Qualification for the credit. The IRS fact sheet includes what the Service calls "Three Simple Steps" to determine if an employer qualifies for the credit. First, an employer must calculate the total number of employees in its organization. Owners or family members should not be included in the calculation. An employee who works at least 40 hours per week is considered a full-time employee. For other employees, the employer should add their total annual hours and divided this figure by 2,080. These employees are considered "full-time equivalent or part-time employees." The "total number of employees" is the sum of the full-time employees and the "full-time equivalent or part-time employees."
Next (Step 2), the employer must calculate the average annual wages of employees (not counting owners or family members). The employer should take the total annual wages paid to employees and divide that figure by the total number of employees computed in Step 1. If an employer's average annual wages are less than $50,000 (Step 3), it may be able to qualify for the credit.
Examples. The IRS website includes the example of an auto repair shop that has 10 employees, pays $250,000 in total annual wages ($25,000 average wages per worker) and $70,000 of employee health care costs. This employer will be able to claim a $24,500 income tax credit in the 2010 tax year (i.e., $70,000 × 35%).
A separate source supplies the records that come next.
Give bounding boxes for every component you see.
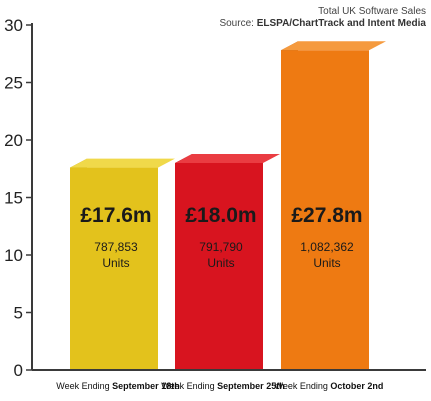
chart-title: Total UK Software Sales — [318, 6, 426, 17]
x-tick-label-prefix: Week Ending — [275, 381, 331, 391]
x-tick-label-prefix: Week Ending — [161, 381, 217, 391]
bar-units-count: 791,790 — [199, 240, 243, 254]
x-tick-label: Week Ending October 2nd — [275, 381, 384, 391]
bar-units-suffix: Units — [207, 256, 234, 270]
subtitle-prefix: Source: — [219, 18, 256, 29]
bar-group: £17.6m 787,853 Units — [70, 158, 175, 370]
bar-units-suffix: Units — [313, 256, 340, 270]
chart-subtitle: Source: ELSPA/ChartTrack and Intent Medi… — [219, 18, 426, 29]
bar-units-count: 1,082,362 — [300, 240, 354, 254]
bar-top — [175, 154, 280, 163]
x-tick-label-date: October 2nd — [330, 381, 383, 391]
bar-group: £27.8m 1,082,362 Units — [281, 41, 386, 371]
bar-value-label: £17.6m — [80, 204, 151, 227]
bar — [70, 167, 158, 370]
x-tick-label-date: September 18th — [112, 381, 180, 391]
y-tick-label: 0 — [14, 361, 23, 380]
bar-value-label: £27.8m — [291, 204, 362, 227]
bar-top — [70, 158, 175, 168]
y-tick-label: 10 — [4, 246, 23, 265]
x-tick-label-date: September 25th — [217, 381, 285, 391]
bar-units-count: 787,853 — [94, 240, 138, 254]
bars: £17.6m787,853Units£18.0m791,790Units£27.… — [70, 41, 386, 371]
x-tick-label-prefix: Week Ending — [56, 381, 112, 391]
y-axis: 0 5 10 15 20 25 30 — [4, 16, 33, 380]
y-tick-label: 5 — [14, 304, 23, 323]
bar — [281, 50, 369, 371]
y-tick-label: 25 — [4, 74, 23, 93]
bar-units-suffix: Units — [102, 256, 129, 270]
bar-top — [281, 41, 386, 51]
chart-header: Total UK Software Sales Source: ELSPA/Ch… — [219, 6, 426, 29]
bar-value-label: £18.0m — [185, 204, 256, 227]
y-tick-label: 30 — [4, 16, 23, 35]
bar — [175, 163, 263, 370]
subtitle-source: ELSPA/ChartTrack and Intent Media — [257, 18, 427, 29]
bar-group: £18.0m 791,790 Units — [175, 154, 280, 370]
x-tick-label: Week Ending September 18th — [56, 381, 179, 391]
y-tick-label: 20 — [4, 131, 23, 150]
x-tick-label: Week Ending September 25th — [161, 381, 284, 391]
y-tick-label: 15 — [4, 189, 23, 208]
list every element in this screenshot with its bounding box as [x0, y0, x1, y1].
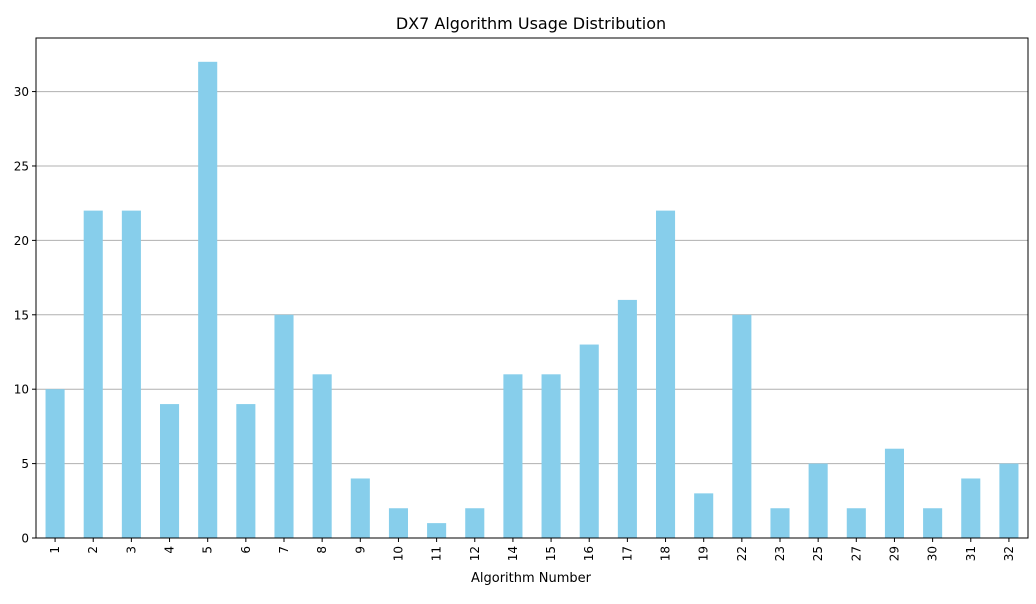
x-tick-label: 32 — [1002, 546, 1016, 561]
x-tick-label: 3 — [124, 546, 138, 554]
y-tick-label: 20 — [14, 234, 29, 248]
bar-23 — [770, 508, 790, 538]
bar-7 — [274, 314, 294, 538]
x-tick-label: 27 — [849, 546, 863, 561]
bar-32 — [999, 463, 1019, 538]
bars — [45, 61, 1019, 539]
y-tick-label: 30 — [14, 85, 29, 99]
x-tick-label: 15 — [544, 546, 558, 561]
bar-22 — [732, 314, 752, 538]
x-tick-label: 17 — [620, 546, 634, 561]
bar-1 — [45, 389, 65, 538]
bar-3 — [121, 210, 141, 538]
bar-6 — [236, 404, 256, 538]
bar-14 — [503, 374, 523, 538]
y-tick-label: 15 — [14, 308, 29, 322]
x-tick-label: 11 — [430, 546, 444, 561]
y-axis-ticks: 0 5 10 15 20 25 30 — [14, 85, 36, 546]
x-tick-label: 5 — [201, 546, 215, 554]
x-tick-label: 8 — [315, 546, 329, 554]
bar-2 — [83, 210, 103, 538]
x-tick-label: 1 — [48, 546, 62, 554]
bar-8 — [312, 374, 332, 538]
bar-4 — [160, 404, 180, 538]
chart-title: DX7 Algorithm Usage Distribution — [396, 14, 666, 33]
x-tick-label: 14 — [506, 546, 520, 561]
x-tick-label: 10 — [391, 546, 405, 561]
x-tick-label: 19 — [697, 546, 711, 561]
x-tick-label: 25 — [811, 546, 825, 561]
bar-15 — [541, 374, 561, 538]
x-tick-label: 6 — [239, 546, 253, 554]
x-tick-label: 31 — [964, 546, 978, 561]
bar-18 — [656, 210, 676, 538]
x-tick-label: 4 — [163, 546, 177, 554]
x-tick-label: 22 — [735, 546, 749, 561]
bar-29 — [884, 448, 904, 538]
bar-19 — [694, 493, 714, 538]
y-tick-label: 0 — [21, 532, 29, 546]
x-tick-label: 23 — [773, 546, 787, 561]
x-tick-label: 9 — [353, 546, 367, 554]
x-tick-label: 16 — [582, 546, 596, 561]
bar-16 — [579, 344, 599, 538]
x-tick-label: 30 — [926, 546, 940, 561]
x-tick-label: 2 — [86, 546, 100, 554]
x-tick-label: 18 — [659, 546, 673, 561]
y-tick-label: 5 — [21, 457, 29, 471]
bar-30 — [923, 508, 943, 538]
y-tick-label: 10 — [14, 383, 29, 397]
bar-17 — [617, 299, 637, 538]
bar-9 — [350, 478, 370, 538]
bar-27 — [846, 508, 866, 538]
bar-11 — [427, 523, 447, 538]
plot-frame — [35, 37, 1029, 539]
x-tick-label: 29 — [887, 546, 901, 561]
x-axis-label: Algorithm Number — [471, 571, 592, 586]
y-tick-label: 25 — [14, 159, 29, 173]
bar-5 — [198, 61, 218, 539]
bar-12 — [465, 508, 485, 538]
bar-10 — [388, 508, 408, 538]
x-axis-ticks: 1 2 3 4 5 6 7 8 9 10 11 12 14 15 16 17 18 19 22 23 25 27 29 30 3… — [48, 538, 1016, 561]
x-tick-label: 7 — [277, 546, 291, 554]
bar-25 — [808, 463, 828, 538]
x-tick-label: 12 — [468, 546, 482, 561]
bar-31 — [961, 478, 981, 538]
gridlines — [36, 91, 1028, 465]
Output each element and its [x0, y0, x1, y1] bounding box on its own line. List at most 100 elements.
Using the same facts, the credit would be $35,000 in the 2014 tax year (i.e., $70,000 × 50%).
In another example, a diner has 40 half-time employees (the equivalent of 20 full-time workers). It pays $500,000 in total annual wages (or $25,000 per full-time equivalent worker) and $240,000 of employee health care costs. This employer will be able to claim a $28,000 income tax credit in the 2010 tax year (35% credit with phase-out). Using the same facts, the credit would be $40,000 in the 2014 tax year (50% credit with phase-out).
Q&As. There are Q&As on: (1) employers eligible for the credit; (2) calculation of the credit; (3) determining full-time equivalent (FTE) employees and average annual wages; (4) how to claim the credit; and (5) anticipated transition relief for tax years beginning in 2010.